Geistesblitz auf dem Strand in Kalifornien
Charles Lloyd würde "Wild Man Dance" nicht schreiben, wenn es einen Spaziergang durch Wroclaw nicht gebe. Vor fünf Jahren spielte der Saxofonist hier mit seinem Quartett ein phänomenales (heute schon fast historisches) Konzert. Statt am nächsten Tag den Koffer zu packen, schaute er sich die Stadt an. – „Er fand sie sehr interessant“ - gibt Piotr Turkiewicz zu. Er schlug ihm vor, ein spezielles Werk für das 10. Jazztopad zu komponieren, jedoch Lloyd sagte nein. Der künstlerische Chef wollte nicht nachgeben. Er setzte sich mit der Ehefrau des Musikers in Verbindung, die nicht nur seine Lebensgefährtin ist, sondern auch Produzentin. Auch sie sah er eher negativ. Nach einer Weile erschien jedoch ein Licht im Tunnel. Turkiewicz wusste, dass Lloyd großartige Konzerte mit dem Griechen Sokratis Sinopoulos (Lyra) spielte und getrennt mit dem ungarischen Cembalospieler Miklos Lucaks. – „Ich schlug vor: "Und vielleicht ein Stück von Griechenlang und Ungarn einladen und eine spezielle Zusammensetzug zu schaffen?", worauf er eingesprungen war“ – freut sich der Chef von Jazztopad. Die Probleme kamen später. Monate vergingen und Lloyd hatte keine Eingebung. – „Er erzählte, dass im ganzen Haus in Kalifornien hatte er Zettel verstreut, die dann zwei Jahre auf dem Klavier lagen. Er konnte sich nicht dazu bringen“ - erzählt Piotr Turkiewicz. Der Durchbruch kam drei Monate vor dem geplanten Konzert in Wroclaw. – Er ging am Ozean spazieren, gute Geister stiegen zu ihm herab, er setzte sich hin und verfasste das Werk in wenigen Tagen“ – fügt er hinzu. Als im November 2013 Charles Lloyd nach Wroclaw kam und sich mit Piotr Turkiewicz an einen Tisch setzte, schüttelte er den Kopf und sagte: - „Ich weiß nicht, wie du das hingekriegt hast, dass ich es überhaupt geschrieben habe“ – lacht der Direktor von Jazztopad.
Kluge Werbung
Heute bekommt Piotr Turkiewicz Gratulationen aus der ganzen Welt, denn die Platte ausgezeichnete Kritiken hat, auch in den Medien ist es laut um sie geworden. Es gibt aber auch mehr Ideen für die Promotion von Jazztopad. Etwa das Konzert der polnischen Jazzmusiker (Quartett von Maciej Obara) im Juni in Jazz at Lincoln Center, einem angesehenen Musikzentrum in New York, das die amerikanische Folge des Festivals in Wroclaw nächstes Jahr ankündigen soll. Die polnischen Jazzmänner spielen auch in Kanada, wo nächstes Jahr Jazztopad ebenfalls seinen Vorposten haben möchte.
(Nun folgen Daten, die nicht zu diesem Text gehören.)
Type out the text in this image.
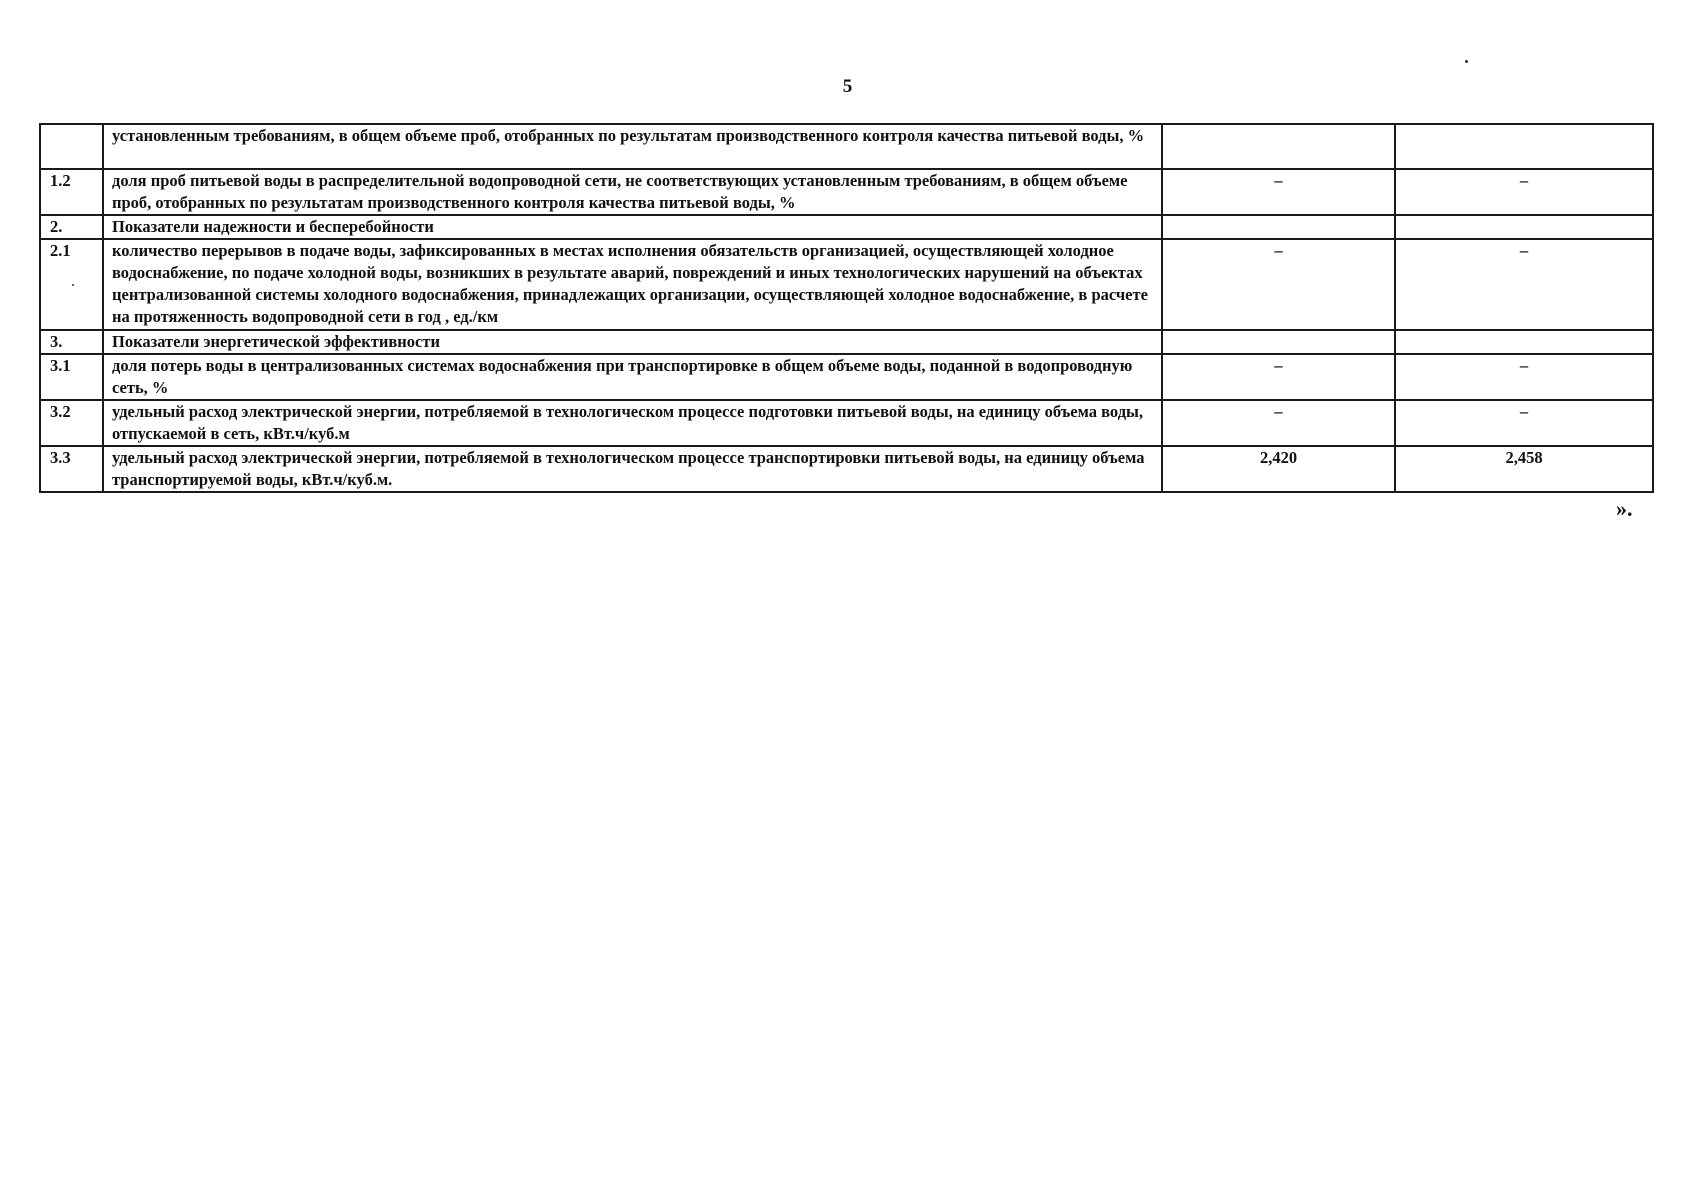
5
	установленным требованиям, в общем объеме проб, отобранных по результатам производственного контроля качества питьевой воды, %		
1.2	доля проб питьевой воды в распределительной водопроводной сети, не соответствующих установленным требованиям, в общем объеме проб, отобранных по результатам производственного контроля качества питьевой воды, %	–	–
2.	Показатели надежности и бесперебойности		
2.1	количество перерывов в подаче воды, зафиксированных в местах исполнения обязательств организацией, осуществляющей холодное водоснабжение, по подаче холодной воды, возникших в результате аварий, повреждений и иных технологических нарушений на объектах централизованной системы холодного водоснабжения, принадлежащих организации, осуществляющей холодное водоснабжение, в расчете на протяженность водопроводной сети в год , ед./км	–	–
3.	Показатели энергетической эффективности		
3.1	доля потерь воды в централизованных системах водоснабжения при транспортировке в общем объеме воды, поданной в водопроводную сеть, %	–	–
3.2	удельный расход электрической энергии, потребляемой в технологическом процессе подготовки питьевой воды, на единицу объема воды, отпускаемой в сеть, кВт.ч/куб.м	–	–
3.3	удельный расход электрической энергии, потребляемой в технологическом процессе транспортировки питьевой воды, на единицу объема транспортируемой воды, кВт.ч/куб.м.	2,420	2,458
».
Jazztopad 2015 – vorerst nur das zweite Wochenende
Und inzwischen können sich die Fans auf das diesjährige Jazztopad vorbereiten. Vorerst wurden nur die Namen der Künstler für das zweite Festivalwochenende bekanntgegeben (27-29. November 2015), sie sind allerdings sowohl für die Liebhaber von Jazz, als auch die der World music von Interesse. Es gibt ein neues Stück für einen Chor und Orchester des schwedischen Kontrabassisten Anders Jormin, das einzige Europakonzert des Multiinstrumentalisten Anthony Braxton, polnisch-indische Gruppe Saagara mit dem Jazzmann Wacław Zimpel an der Spitze und zum Finale das Trio des Pianisten Abdullah Ibrahim.